Si pienso en la huella que puede dejar este libro, pienso en la intimidad y la sensibilidad de los lectores. Está hecho para jugar ahí. Siempre digo que con que personas que lo lean lo tengan a mano y quieran de vez en cuando volver a abrir alguna página, o volver a leer algún poema, yo ya me apunto un tanto, porque esa es toda la pretensión que tuve y tiene Ciento treinta y siete. Que sea un rincón al que quieras volver en algún momento.
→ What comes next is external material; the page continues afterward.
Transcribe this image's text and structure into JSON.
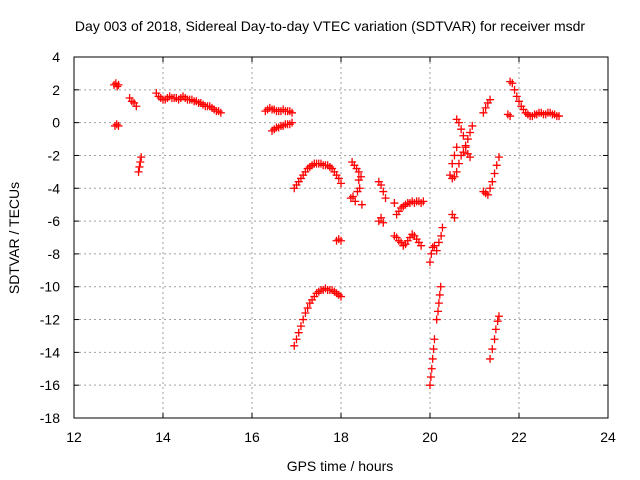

Y en cuanto a proyectos, todo el tiempo en que he estado trabajando en este libro mi energía estaba puesta en trabajar en esos borradores, diseños, en cada detalle de la edición… y no me salía escribir prácticamente nada nuevo. Ahora que ese proceso ha terminado, ya he notado el cambio y vuelvo a tener picos en los que necesito recogerme un poco para escribir. Volver a tener esa sensación es maravilloso. Vuelve la inspiración, ideas nuevas, textos nuevos… Como ocurrió con este, soy de disfrutar los procesos lentos así que seguramente lo próximo sea más a medio plazo que a corto, pero ya voy poniendo piezas en un puzzle con el que me está encantando fantasear y que, de nuevo y sin adelantar mucho más, también nace desde el cine.